A magia e a força de brincar no serviço de acolhimento

“Cada pulo no trampolim, cada partida de futebol, cada roda de cantigas é uma chance de curar feridas invisíveis”

Por Rosangela de Jesus*

Muito mais do que gastar energia ou passar o tempo, brincar é viver. É sorrir com o corpo todo, é aprender sem perceber, é se sentir livre para imaginar e criar.

No serviço de acolhimento, onde muitas crianças e adolescentes chegam carregando histórias de dor, rupturas e mudanças, o brincar se torna um respiro de esperança, um abraço silencioso que diz: “Aqui você pode ser criança”.

O brincar como direito e como cura

O Estatuto da Criança e do Adolescente nos lembra: toda criança tem direito ao lazer, à cultura, ao convívio saudável. No acolhimento, o brincar ultrapassa o direito — ele se torna também um cuidado, um remédio para a alma. Cada pulo no trampolim, cada partida de futebol, cada roda de cantigas é uma chance de curar feridas invisíveis, de reconstruir a confiança no mundo e nas pessoas.

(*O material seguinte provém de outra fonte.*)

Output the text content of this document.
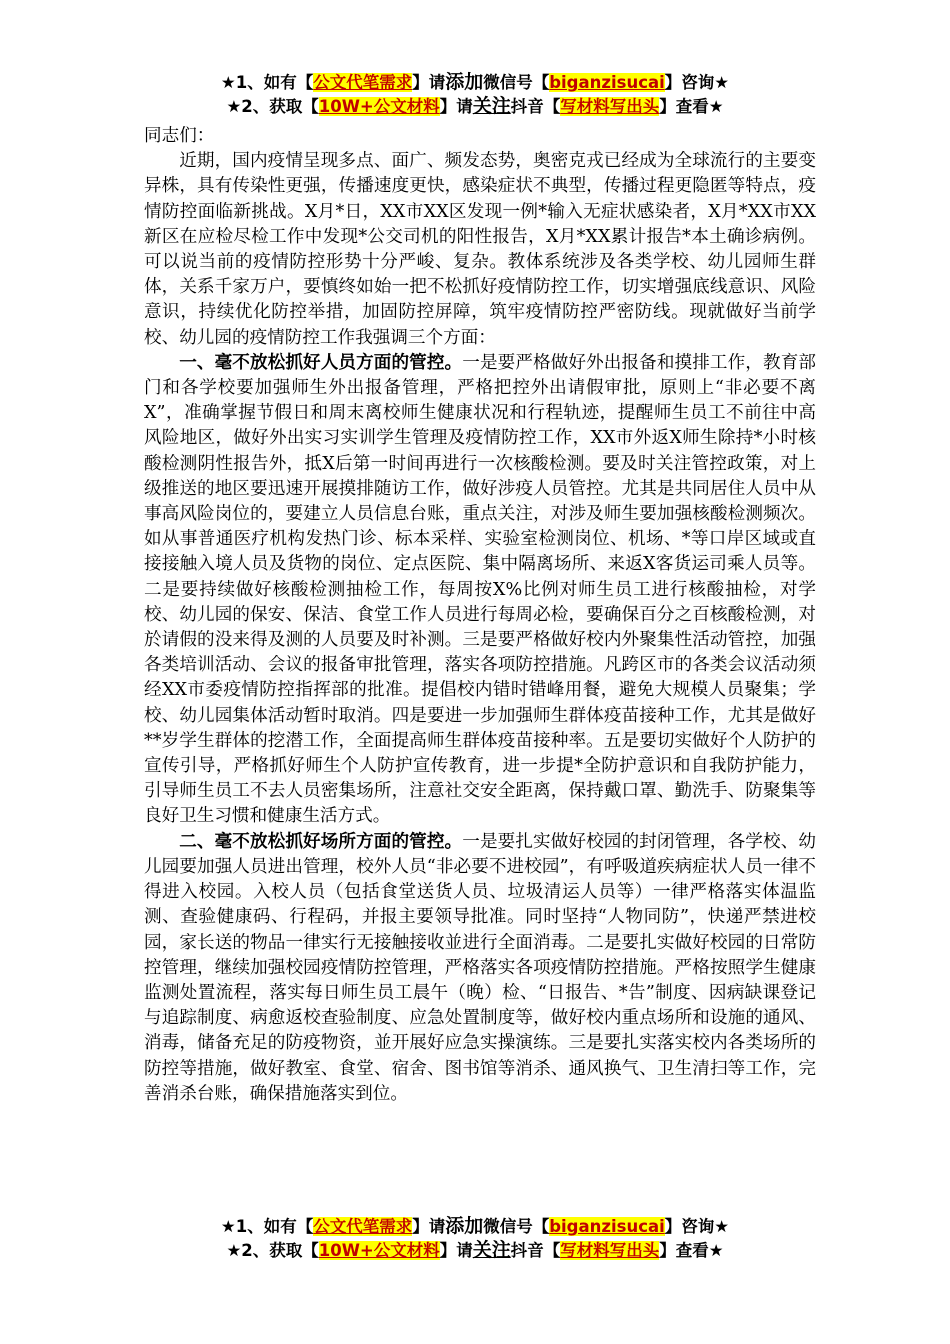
★1、如有【公文代笔需求】请添加微信号【biganzisucai】咨询★
★2、获取【10W+公文材料】请关注抖音【写材料写出头】查看★

同志们：

近期，国内疫情呈现多点、面广、频发态势，奥密克戎已经成为全球流行的主要变异株，具有传染性更强，传播速度更快，感染症状不典型，传播过程更隐匿等特点，疫情防控面临新挑战。X月*日，XX市XX区发现一例*输入无症状感染者，X月*XX市XX新区在应检尽检工作中发现*公交司机的阳性报告，X月*XX累计报告*本土确诊病例。可以说当前的疫情防控形势十分严峻、复杂。教体系统涉及各类学校、幼儿园师生群体，关系千家万户，要慎终如始一把不松抓好疫情防控工作，切实增强底线意识、风险意识，持续优化防控举措，加固防控屏障，筑牢疫情防控严密防线。现就做好当前学校、幼儿园的疫情防控工作我强调三个方面：

一、毫不放松抓好人员方面的管控。一是要严格做好外出报备和摸排工作，教育部门和各学校要加强师生外出报备管理，严格把控外出请假审批，原则上“非必要不离X”，准确掌握节假日和周末离校师生健康状况和行程轨迹，提醒师生员工不前往中高风险地区，做好外出实习实训学生管理及疫情防控工作，XX市外返X师生除持*小时核酸检测阴性报告外，抵X后第一时间再进行一次核酸检测。要及时关注管控政策，对上级推送的地区要迅速开展摸排随访工作，做好涉疫人员管控。尤其是共同居住人员中从事高风险岗位的，要建立人员信息台账，重点关注，对涉及师生要加强核酸检测频次。如从事普通医疗机构发热门诊、标本采样、实验室检测岗位、机场、*等口岸区域或直接接触入境人员及货物的岗位、定点医院、集中隔离场所、来返X客货运司乘人员等。二是要持续做好核酸检测抽检工作，每周按X%比例对师生员工进行核酸抽检，对学校、幼儿园的保安、保洁、食堂工作人员进行每周必检，要确保百分之百核酸检测，对於请假的没来得及测的人员要及时补测。三是要严格做好校内外聚集性活动管控，加强各类培训活动、会议的报备审批管理，落实各项防控措施。凡跨区市的各类会议活动须经XX市委疫情防控指挥部的批准。提倡校内错时错峰用餐，避免大规模人员聚集；学校、幼儿园集体活动暂时取消。四是要进一步加强师生群体疫苗接种工作，尤其是做好**岁学生群体的挖潜工作，全面提高师生群体疫苗接种率。五是要切实做好个人防护的宣传引导，严格抓好师生个人防护宣传教育，进一步提*全防护意识和自我防护能力，引导师生员工不去人员密集场所，注意社交安全距离，保持戴口罩、勤洗手、防聚集等良好卫生习惯和健康生活方式。

二、毫不放松抓好场所方面的管控。一是要扎实做好校园的封闭管理，各学校、幼儿园要加强人员进出管理，校外人员“非必要不进校园”，有呼吸道疾病症状人员一律不得进入校园。入校人员（包括食堂送货人员、垃圾清运人员等）一律严格落实体温监测、查验健康码、行程码，并报主要领导批准。同时坚持“人物同防”，快递严禁进校园，家长送的物品一律实行无接触接收並进行全面消毒。二是要扎实做好校园的日常防控管理，继续加强校园疫情防控管理，严格落实各项疫情防控措施。严格按照学生健康监测处置流程，落实每日师生员工晨午（晚）检、“日报告、*告”制度、因病缺课登记与追踪制度、病愈返校查验制度、应急处置制度等，做好校内重点场所和设施的通风、消毒，储备充足的防疫物资，並开展好应急实操演练。三是要扎实落实校内各类场所的防控等措施，做好教室、食堂、宿舍、图书馆等消杀、通风换气、卫生清扫等工作，完善消杀台账，确保措施落实到位。

★1、如有【公文代笔需求】请添加微信号【biganzisucai】咨询★
★2、获取【10W+公文材料】请关注抖音【写材料写出头】查看★
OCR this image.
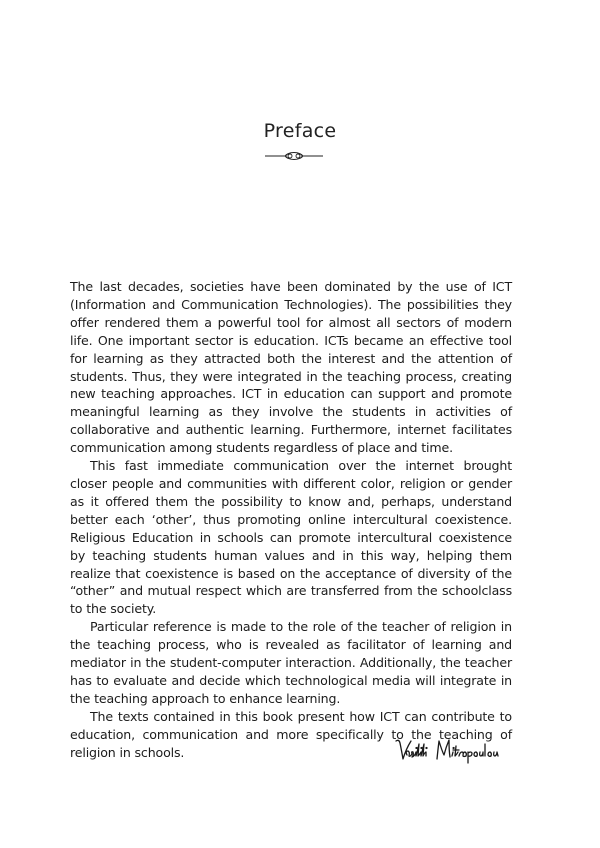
Preface

The last decades, societies have been dominated by the use of ICT (Information and Communication Technologies). The possibilities they offer rendered them a powerful tool for almost all sectors of modern life. One important sector is education. ICTs became an effective tool for learning as they attracted both the interest and the attention of students. Thus, they were integrated in the teaching process, creating new teaching approaches. ICT in education can support and promote meaningful learning as they involve the students in activities of collaborative and authentic learning. Furthermore, internet facilitates communication among students regardless of place and time.

This fast immediate communication over the internet brought closer people and communities with different color, religion or gender as it offered them the possibility to know and, perhaps, understand better each ‘other’, thus promoting online intercultural coexistence. Religious Education in schools can promote intercultural coexistence by teaching students human values and in this way, helping them realize that coexistence is based on the acceptance of diversity of the “other” and mutual respect which are transferred from the schoolclass to the society.

Particular reference is made to the role of the teacher of religion in the teaching process, who is revealed as facilitator of learning and mediator in the student-computer interaction. Additionally, the teacher has to evaluate and decide which technological media will integrate in the teaching approach to enhance learning.

The texts contained in this book present how ICT can contribute to education, communication and more specifically to the teaching of religion in schools.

O brincar como espaço de vínculo

Quando um educador se abaixa para entrar no mundo da criança, ele não está apenas jogando bola ou montando um quebra-cabeça — ele está dizendo: “Eu vejo você, eu estou com você”.

No brincar, as barreiras caem. Crianças e adolescentes se aproximam uns dos outros, sentem-se parte de algo, constroem laços de amizade e companheirismo. Esses momentos ficam guardados para sempre como pequenas luzes que iluminam o caminho da vida.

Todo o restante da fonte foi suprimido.